PS3 also got smaller RSX on latest MB.
 
It might be that the incremental cost of the more expensive 32nm SOI process for a small chip was better than a more complex package with the daughter die.

That's a good point. Would seem to go for the WiiU too, though...?


eDRAM is denser, perhaps 2-4 times as much, but that's very far short of 8GB of DDR3.

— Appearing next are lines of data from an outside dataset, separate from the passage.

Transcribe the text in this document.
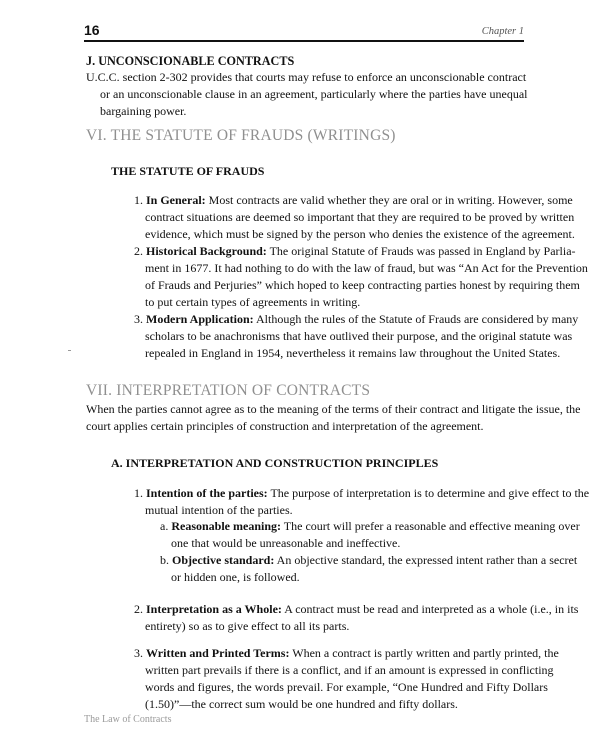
16	Chapter 1
J. UNCONSCIONABLE CONTRACTS
U.C.C. section 2-302 provides that courts may refuse to enforce an unconscionable contract
or an unconscionable clause in an agreement, particularly where the parties have unequal
bargaining power.
VI. THE STATUTE OF FRAUDS (WRITINGS)
THE STATUTE OF FRAUDS
1. In General: Most contracts are valid whether they are oral or in writing. However, some
contract situations are deemed so important that they are required to be proved by written
evidence, which must be signed by the person who denies the existence of the agreement.
2. Historical Background: The original Statute of Frauds was passed in England by Parlia-
ment in 1677. It had nothing to do with the law of fraud, but was “An Act for the Prevention
of Frauds and Perjuries” which hoped to keep contracting parties honest by requiring them
to put certain types of agreements in writing.
3. Modern Application: Although the rules of the Statute of Frauds are considered by many
scholars to be anachronisms that have outlived their purpose, and the original statute was
repealed in England in 1954, nevertheless it remains law throughout the United States.
VII. INTERPRETATION OF CONTRACTS
When the parties cannot agree as to the meaning of the terms of their contract and litigate the issue, the
court applies certain principles of construction and interpretation of the agreement.
A. INTERPRETATION AND CONSTRUCTION PRINCIPLES
1. Intention of the parties: The purpose of interpretation is to determine and give effect to the
mutual intention of the parties.
a. Reasonable meaning: The court will prefer a reasonable and effective meaning over
one that would be unreasonable and ineffective.
b. Objective standard: An objective standard, the expressed intent rather than a secret
or hidden one, is followed.
2. Interpretation as a Whole: A contract must be read and interpreted as a whole (i.e., in its
entirety) so as to give effect to all its parts.
3. Written and Printed Terms: When a contract is partly written and partly printed, the
written part prevails if there is a conflict, and if an amount is expressed in conflicting
words and figures, the words prevail. For example, “One Hundred and Fifty Dollars
(1.50)”—the correct sum would be one hundred and fifty dollars.
The Law of Contracts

I was thinking more along the lines of 128 MB or so. Enough for all buffers and for a texture cache covering all re-usable texels for one frame to the next. That should buy you the ability to shift from a 256-bit to a 128-bit DDR3 bus (given that it's DDR3 2133) and reduce board area dedicated to equal length traces, and that would also allow you to halve the number of memory chips on the board (1GB DDR3 is now entering mass production).
 
Makes you think though. If a 32nm SoC, complete with edram and a super clocked (relative to 4Bone) CPU was available after all, then that that great big hunk-o-chunk-o-esram in the Bone seems kinda expensive.

As 3dilletante mentioned above, it's a different situation considering die size & 2 chips vs 1 cup. SOI is a bit more expensive than bulk, but eDRAM also has its costs on top of that since it's done in two steps for fabbing it alongside regular logic. That means it takes longer to produce the final chip, and if you think about the yield issue, they have to first produce usable eDRAM, and then they have to produce functioning logic in the next step.

There's this density comparison between 28nm and 32nm SOI, and I imagine for Durango, it might have ended up being a wash if not worse to use 32nm SOI for overall die size (porting jaguar & GCN from bulk to SOI libraries).

Also, Nintendo Y two separate 45nm chips, both with edram, when MS found this cheaper? BOMed back to the stone age.

I suspect heavily that the "edram" in Latte is simply MoSys 1T-SRAM, not actual DRAM with capacitors and such. I would not put it past Nintendo to keep re-using some license agreement from 15 years ago. ;)

Espresso... that should be real eDRAM through and through. Their using 45nm probably had to do with pad limitations to an extent, I mean, the die shot has a considerable amount of dead space. I'm sure it was still cheaper than 32nm SOI eDRAM in 2012 though. The fact that they even extended the Gamecube CPU to three cores is hilarious enough with the mismatched L2, not even an L3 shared cache.